Mario Draghi, the ECB president, told MEPs in Brussels that pressure in bond markets in the first quarter would be “really very, very significant, if not unprecedented” as hundreds of billions in debt came up for renewal.

Germany had earlier offered Britain an olive branch, with its foreign minister, Guido Westerwelle, insisting that Europe did not have a secret plan to undermine the City of London. But, even as he was speaking, EU finance ministers were holding a fractious conference call during which Osborne indicated he would only countenance extending IMF facilities in a more global G20 setting. The UK could have, at most, given £10bn rather than the £25bn bandied about in Brussels.

After the call, Brussels announced that only €150bn had been pledged for the IMF, all from eurozone members.

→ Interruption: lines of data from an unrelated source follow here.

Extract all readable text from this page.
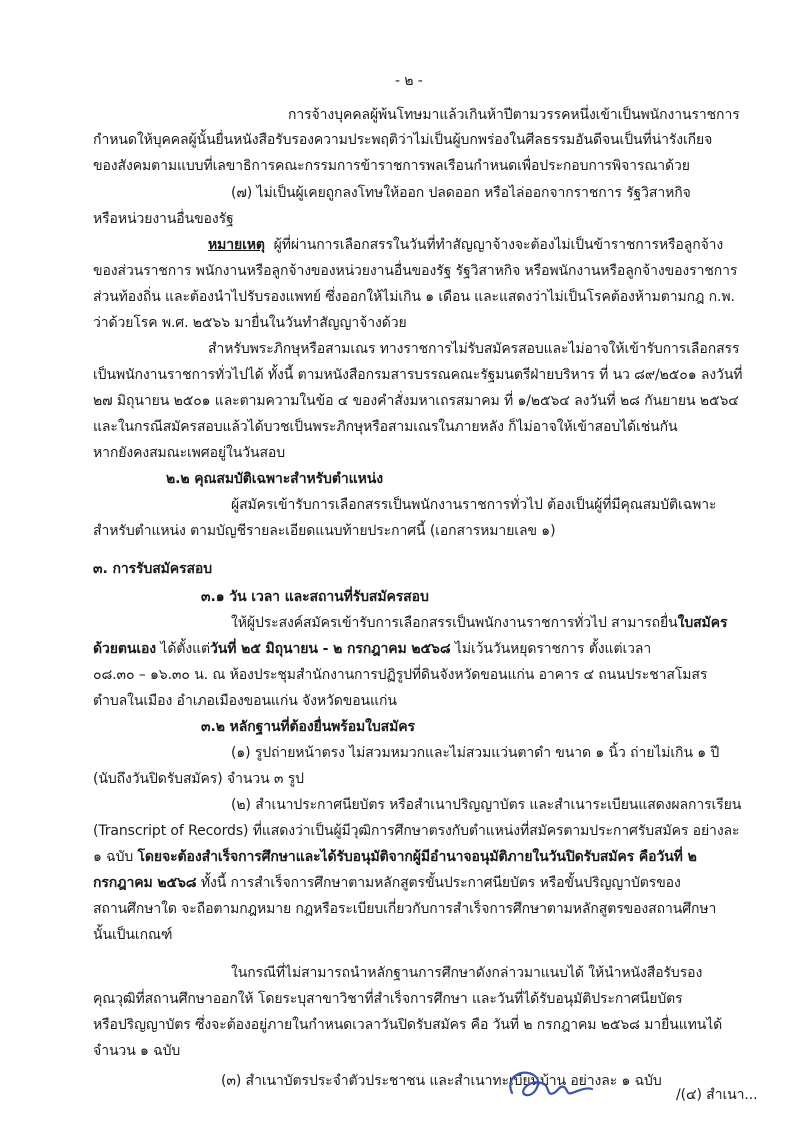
- ๒ -
การจ้างบุคคลผู้พ้นโทษมาแล้วเกินห้าปีตามวรรคหนึ่งเข้าเป็นพนักงานราชการ
กำหนดให้บุคคลผู้นั้นยื่นหนังสือรับรองความประพฤติว่าไม่เป็นผู้บกพร่องในศีลธรรมอันดีจนเป็นที่น่ารังเกียจ
ของสังคมตามแบบที่เลขาธิการคณะกรรมการข้าราชการพลเรือนกำหนดเพื่อประกอบการพิจารณาด้วย
(๗) ไม่เป็นผู้เคยถูกลงโทษให้ออก ปลดออก หรือไล่ออกจากราชการ รัฐวิสาหกิจ
หรือหน่วยงานอื่นของรัฐ
หมายเหตุ ผู้ที่ผ่านการเลือกสรรในวันที่ทำสัญญาจ้างจะต้องไม่เป็นข้าราชการหรือลูกจ้าง
ของส่วนราชการ พนักงานหรือลูกจ้างของหน่วยงานอื่นของรัฐ รัฐวิสาหกิจ หรือพนักงานหรือลูกจ้างของราชการ
ส่วนท้องถิ่น และต้องนำไปรับรองแพทย์ ซึ่งออกให้ไม่เกิน ๑ เดือน และแสดงว่าไม่เป็นโรคต้องห้ามตามกฎ ก.พ.
ว่าด้วยโรค พ.ศ. ๒๕๖๖ มายื่นในวันทำสัญญาจ้างด้วย
สำหรับพระภิกษุหรือสามเณร ทางราชการไม่รับสมัครสอบและไม่อาจให้เข้ารับการเลือกสรร
เป็นพนักงานราชการทั่วไปได้ ทั้งนี้ ตามหนังสือกรมสารบรรณคณะรัฐมนตรีฝ่ายบริหาร ที่ นว ๘๙/๒๕๐๑ ลงวันที่
๒๗ มิถุนายน ๒๕๐๑ และตามความในข้อ ๔ ของคำสั่งมหาเถรสมาคม ที่ ๑/๒๕๖๔ ลงวันที่ ๒๘ กันยายน ๒๕๖๔
และในกรณีสมัครสอบแล้วได้บวชเป็นพระภิกษุหรือสามเณรในภายหลัง ก็ไม่อาจให้เข้าสอบได้เช่นกัน
หากยังคงสมณะเพศอยู่ในวันสอบ
๒.๒ คุณสมบัติเฉพาะสำหรับตำแหน่ง
ผู้สมัครเข้ารับการเลือกสรรเป็นพนักงานราชการทั่วไป ต้องเป็นผู้ที่มีคุณสมบัติเฉพาะ
สำหรับตำแหน่ง ตามบัญชีรายละเอียดแนบท้ายประกาศนี้ (เอกสารหมายเลข ๑)
๓. การรับสมัครสอบ
๓.๑ วัน เวลา และสถานที่รับสมัครสอบ
ให้ผู้ประสงค์สมัครเข้ารับการเลือกสรรเป็นพนักงานราชการทั่วไป สามารถยื่นใบสมัคร
ด้วยตนเอง ได้ตั้งแต่วันที่ ๒๕ มิถุนายน - ๒ กรกฎาคม ๒๕๖๘ ไม่เว้นวันหยุดราชการ ตั้งแต่เวลา
๐๘.๓๐ – ๑๖.๓๐ น. ณ ห้องประชุมสำนักงานการปฏิรูปที่ดินจังหวัดขอนแก่น อาคาร ๔ ถนนประชาสโมสร
ตำบลในเมือง อำเภอเมืองขอนแก่น จังหวัดขอนแก่น
๓.๒ หลักฐานที่ต้องยื่นพร้อมใบสมัคร
(๑) รูปถ่ายหน้าตรง ไม่สวมหมวกและไม่สวมแว่นตาดำ ขนาด ๑ นิ้ว ถ่ายไม่เกิน ๑ ปี
(นับถึงวันปิดรับสมัคร) จำนวน ๓ รูป
(๒) สำเนาประกาศนียบัตร หรือสำเนาปริญญาบัตร และสำเนาระเบียนแสดงผลการเรียน
(Transcript of Records) ที่แสดงว่าเป็นผู้มีวุฒิการศึกษาตรงกับตำแหน่งที่สมัครตามประกาศรับสมัคร อย่างละ
๑ ฉบับ โดยจะต้องสำเร็จการศึกษาและได้รับอนุมัติจากผู้มีอำนาจอนุมัติภายในวันปิดรับสมัคร คือวันที่ ๒
กรกฎาคม ๒๕๖๘ ทั้งนี้ การสำเร็จการศึกษาตามหลักสูตรขั้นประกาศนียบัตร หรือขั้นปริญญาบัตรของ
สถานศึกษาใด จะถือตามกฎหมาย กฎหรือระเบียบเกี่ยวกับการสำเร็จการศึกษาตามหลักสูตรของสถานศึกษา
นั้นเป็นเกณฑ์
ในกรณีที่ไม่สามารถนำหลักฐานการศึกษาดังกล่าวมาแนบได้ ให้นำหนังสือรับรอง
คุณวุฒิที่สถานศึกษาออกให้ โดยระบุสาขาวิชาที่สำเร็จการศึกษา และวันที่ได้รับอนุมัติประกาศนียบัตร
หรือปริญญาบัตร ซึ่งจะต้องอยู่ภายในกำหนดเวลาวันปิดรับสมัคร คือ วันที่ ๒ กรกฎาคม ๒๕๖๘ มายื่นแทนได้
จำนวน ๑ ฉบับ
(๓) สำเนาบัตรประจำตัวประชาชน และสำเนาทะเบียนบ้าน อย่างละ ๑ ฉบับ
/(๔) สำเนา...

In Beijing the IMF’s former managing director, Dominique Strauss-Kahn, castigated the euro area’s leaders for their poor leadership and said the zone had only a few weeks to provide solutions. Yet another crisis summit has already been pencilled in for late January.Draghi told the European parliament’s economic committee that €230bn of bank bonds, up to €300bn of sovereign bonds and more than €200bn of collateralised debt obligations will all become due in the first three months of 2012.

The ECB president said he had “no doubt whatever about the strength of the euro, its permanence, its irreversibility” but he reiterated his view that the central bank had no role to play in buying up sovereign bonds on a long-term and enhanced basis.

“We are trying to avoid a credit crunch, which might come from a lack of funding for banks,” he said. “The ECB cares about financial stability, it cares a lot, but this has to be done without undermining the credibility of the institutions.”He said the proposed “fiscal compact”, to be discussed in Brussels on Tuesday by senior officials, including from the UK Treasury, was a breakthrough but was inadequate to solve the crisis.

Meanwhile, Germany raised the prospect of reopening negotiations on some form of protection for the City of London, the issue that led to the UK veto last week. Westerwelle’s comments, following talks with the foreign secretary, William Hague, suggested serious efforts were to be made to repair the damage from the bust-up with Britain at the EU summit 10 days ago.

When Westerwelle was asked if it was still possible that the UK would agree a 27-strong treaty for the euro, he answered “with goodwill, it is do-able”. He added “There is no doubt for us that we want to make the next steps in the EU together as 27, or next with Croatia as 28 countries.”

The German foreign minister said: “We think we have a common destiny. We think the EU is not only the answer to the darkest chapter of our history. It is also a life insurance in times of globalisation because no country – not Germany, not Great Britain, not France – no country is strong and big enough to face the challenges of globalisation alone.”

He added: “My main message is for the British people: you can count on us, and we count on you.

“For us, Europe is not only our destiny, it is our desire, it’s the lesson we learned. Please understand for us Europe is much more than a currency or a single market.”